Get to Know: Richard Rubin, MD


Richard Rubin, MD, an obstetrician-gynecologist at Concord OB/GYN, says he’s seen pretty much everything in more than 20 years of practice. On the other hand, he says he still gets surprised when individual cases proceed in an unpredictable way. Dr. Rubin is highly aware that, in being present at the birth of someone’s baby, he becomes a part of their life story.
What convinced you to go into obstetrics and gynecology?
My father was an ob-gyn, so that certainly influenced me. In medical school, I thought I would be some kind of surgical specialist, but during my medical residency, I connected with the idea of having patients who I would see long term. Rather than take care of someone and let them go, I wanted continuity. That’s been true at Emerson, where I’ve been on staff for ten years. I’ve seen people before they get married, during their pregnancies and then followed them for years thereafter.
Do you see many high-risk patients?
We see quite a few, many because of age. Anyone age 35 or older is considered to be at high risk. Other high-risk groups include women who are obese, have diabetes, prior history of preterm birth and those who have had a prior cesarean section. Many women who had a c-section want to have a vaginal birth, and we offer that at Emerson.
We are fortunate to have three maternal-fetal medicine (MFM) specialists from Brigham and Women’s Hospital on-site. I send them patients who have something in their history that is concerning to the couple or myself. Our MFMs might look at an earlier workup on the patient and bring that into the chart. Also, we may pick up something during prenatal care or on an ultrasound that is suspicious. We can often get a patient in to see one of our MFM colleagues quickly to evaluate and form a plan.
What are your clinical interests in addition to obstetrics?
I perform minimally-invasive surgery, including total laparoscopic hysterectomies and hysteroscopic surgeries. The goal is to provide the patient with successful treatment while having the lowest impact on them. If someone walks in asking for a hysterectomy, they may not have explored all of their options. Patients may not be aware that we often can provide different treatment, such as a medical approach, for their bleeding or peri-menopausal symptoms. I’ll spend the time needed to discuss those options and explain the impact of having a hysterectomy. I’m also interested in low-risk pregnancy, which means being as low-impact with a patient as you can be.

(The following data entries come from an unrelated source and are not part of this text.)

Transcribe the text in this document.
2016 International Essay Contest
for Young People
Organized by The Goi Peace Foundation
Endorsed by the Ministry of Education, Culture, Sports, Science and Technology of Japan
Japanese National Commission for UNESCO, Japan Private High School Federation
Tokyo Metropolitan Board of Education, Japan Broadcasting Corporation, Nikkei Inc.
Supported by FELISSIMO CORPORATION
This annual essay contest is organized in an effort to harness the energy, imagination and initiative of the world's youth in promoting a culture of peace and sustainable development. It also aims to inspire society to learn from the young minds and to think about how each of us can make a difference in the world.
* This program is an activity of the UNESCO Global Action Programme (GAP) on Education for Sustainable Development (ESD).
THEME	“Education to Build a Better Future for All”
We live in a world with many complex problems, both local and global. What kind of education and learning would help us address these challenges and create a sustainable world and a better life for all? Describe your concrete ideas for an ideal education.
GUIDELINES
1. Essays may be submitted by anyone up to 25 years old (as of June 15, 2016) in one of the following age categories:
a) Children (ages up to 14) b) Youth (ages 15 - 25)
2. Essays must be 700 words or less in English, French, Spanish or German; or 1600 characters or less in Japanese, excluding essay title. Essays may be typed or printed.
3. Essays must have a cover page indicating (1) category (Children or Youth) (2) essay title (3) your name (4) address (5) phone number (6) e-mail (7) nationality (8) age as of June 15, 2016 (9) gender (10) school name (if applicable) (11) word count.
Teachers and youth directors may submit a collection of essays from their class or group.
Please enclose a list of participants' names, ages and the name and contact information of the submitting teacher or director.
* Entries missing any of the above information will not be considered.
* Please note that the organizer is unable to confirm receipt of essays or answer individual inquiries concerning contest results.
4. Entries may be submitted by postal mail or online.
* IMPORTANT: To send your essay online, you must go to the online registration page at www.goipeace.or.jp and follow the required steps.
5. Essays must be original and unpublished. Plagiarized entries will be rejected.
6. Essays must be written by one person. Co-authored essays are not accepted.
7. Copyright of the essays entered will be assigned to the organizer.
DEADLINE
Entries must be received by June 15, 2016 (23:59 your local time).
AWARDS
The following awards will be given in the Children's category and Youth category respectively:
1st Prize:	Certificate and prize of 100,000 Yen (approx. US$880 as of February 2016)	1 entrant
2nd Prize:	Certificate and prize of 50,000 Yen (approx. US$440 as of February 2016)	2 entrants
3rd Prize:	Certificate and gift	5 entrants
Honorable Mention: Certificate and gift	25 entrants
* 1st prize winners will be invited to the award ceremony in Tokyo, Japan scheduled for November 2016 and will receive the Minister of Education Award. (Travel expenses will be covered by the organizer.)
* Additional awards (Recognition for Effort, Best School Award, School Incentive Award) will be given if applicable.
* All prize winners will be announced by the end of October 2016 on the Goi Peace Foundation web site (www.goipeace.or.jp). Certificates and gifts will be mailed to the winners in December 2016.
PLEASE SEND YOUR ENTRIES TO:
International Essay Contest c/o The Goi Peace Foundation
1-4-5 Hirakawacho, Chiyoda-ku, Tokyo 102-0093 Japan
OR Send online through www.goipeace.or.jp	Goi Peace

What does low-impact care look like?
If someone has no risks factors, it means getting out of her way and allowing her to have a natural birth experience. In such cases, you need to have the patience to let labor run its course. My experience is that patients really appreciate it when you give them a little more time to have the baby on their own. I always ask the patient at the beginning of labor what her plan is, and I explain that we offer a number of non-medical techniques for pain relief — the labor tub, balls and different positions. I often ask patients during labor “Is there anything we can do for you?” without specifically offering pain relief. We let the patients ask for pain medication if needed so that we don’t make them feel pressured into abandoning their birth plans.
Is Emerson a good place to practice obstetrics?
It’s a great place. Our labor and delivery unit is a place where, if there is a problem, we have people who are willing to work together in order to solve it. I’m aware that many women travel a distance because of Emerson’s reputation; they want to deliver their babies here, or they want to have their surgery here. People appreciate that we have all private rooms on our postpartum unit.
Overall, I think everyone at Emerson understands that having a baby is a moment in time that people always remember, and we are part of that special life moment. I’m also pleased that, if someone is diagnosed with cancer, they can often have their surgery here, possibly performed by Colleen Feltmate, MD, a gynecologic oncology surgeon from the Brigham and Dana-Farber with whom we collaborate.
What do you enjoy during your time off?
I love traveling with my family. My wife is German, so we visit Germany and travel from there — to Denmark, France and Italy. I also love to run; that’s my regular activity. I’ve been running for the last 20 years, including in marathons. These days, I’m pretty happy running around Sudbury.